Development and application

Whilst stationary compressors for air are carried out in increasing numbers as screw compressors, air compressors for road vehicles are typically still being developed in the plunger type design. These have particularly small values of the general specific speed parameter.

The increasing need of energy for e.g. air brake systems and height adjustment generate the need for smaller and more efficient designs with higher discharge pressures. As discharge temperatures have to remain below certain limits, the compressors have to work in two stages.

Air brake compressors have to be installed on the side of the combustion engine within limited space, which therefore calls for small designs. Therefore, mostly compressors with two or three cylinders in line are produced. They are fitted with reed valves, which allow high compressor speeds.

The cooling water of the engine also cools the compressor cylinder and the seat plate. With two-stage designs, an intercooler can be integrated within the cylinder head. Because of the direct coupling with the engine an unloading equipment has to be fitted, which reduces the load in idling mode.

Refrigeration compressors take up a large proportion of piston compressors produced, both in numbers and in installed power. For environmental reasons and due to the greenhouse effect of many working fluids within the refrigeration technology (refrigerants) most of the compressors are of hermetic or semi-hermetic design. By fitting both compressor and motor within one housing no shaft has to be led to the outside.

One differentiates between the (fully) hermetic design (with welded housing for example for household refrigerators, see Figure 3.8) and the semi-hermetic design (bolted housing with static seals for larger compressors in the commercial field). Due to the thermodynamic conditions with refrigeration compressors, a multistage compression is in most cases not necessary.

High production quantities require designs with low production costs. As throughputs vary greatly with the application compressors are designed as highly standardised construction. (An example is the Octagon-series of BITZER as shown below, see Figure 3.9).

The housing is made of cast iron with covers on both ends, which are reinforced by ribs on the inside. The ribs on the outside enhances the cooling of the compressor. The octagon shape of the housing in the area of the compressor permits the fitting of one to four double cylinders, which are bolted to the housing. (Fan type arrangement).

The common shaft of both motor and compressor has two bearings. Both slide bearings are relatively wide and are fitted close to each other. The crank pins are of such a large diameter, that the non-split connecting rods slides onto the crank on assembly (eccentric shaft). For the lubrication, a centrifuge transports the oil from the crankcase into the enclosed main bearings. The oil backflow is designed, that the entrainment of gas is kept to a minimum.

The refrigerant enters the crankcase through a centrally located suction duct.
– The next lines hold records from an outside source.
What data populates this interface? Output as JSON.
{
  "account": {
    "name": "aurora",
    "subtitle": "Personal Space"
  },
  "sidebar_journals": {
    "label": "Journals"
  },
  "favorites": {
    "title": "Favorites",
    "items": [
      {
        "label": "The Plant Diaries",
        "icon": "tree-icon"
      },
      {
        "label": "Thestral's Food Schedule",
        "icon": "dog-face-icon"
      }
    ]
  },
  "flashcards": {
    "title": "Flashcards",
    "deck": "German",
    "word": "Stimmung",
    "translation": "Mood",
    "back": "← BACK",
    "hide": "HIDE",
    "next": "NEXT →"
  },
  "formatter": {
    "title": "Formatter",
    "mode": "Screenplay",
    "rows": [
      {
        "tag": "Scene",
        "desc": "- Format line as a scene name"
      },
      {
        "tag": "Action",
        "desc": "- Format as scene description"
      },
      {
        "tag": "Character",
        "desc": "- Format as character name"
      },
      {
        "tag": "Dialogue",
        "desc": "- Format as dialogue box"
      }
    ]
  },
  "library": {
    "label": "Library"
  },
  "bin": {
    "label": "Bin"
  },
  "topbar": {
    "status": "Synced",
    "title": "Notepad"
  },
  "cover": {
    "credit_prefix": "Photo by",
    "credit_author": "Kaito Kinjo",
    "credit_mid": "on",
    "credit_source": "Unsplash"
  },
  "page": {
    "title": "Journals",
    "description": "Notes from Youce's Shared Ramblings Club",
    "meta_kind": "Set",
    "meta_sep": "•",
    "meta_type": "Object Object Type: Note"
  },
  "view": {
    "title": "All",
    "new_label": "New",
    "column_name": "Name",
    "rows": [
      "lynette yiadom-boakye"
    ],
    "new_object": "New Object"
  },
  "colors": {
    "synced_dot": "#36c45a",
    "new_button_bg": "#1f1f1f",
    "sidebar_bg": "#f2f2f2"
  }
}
Depending on the installation of the suction filter, it flows either through the motor or directly to the suction chambers of the cylinders. The refrigerant flow in and out of the cylinder is governed by several reed valves (the limiter of the discharge valve is visible in Figure 3.9). The large valve chambers also act as internal pulsation dampeners. In order to reduce and to control the volume flow at part load of the installation, the suction volume flow to individual cylinders can be adjusted via a solenoid valve.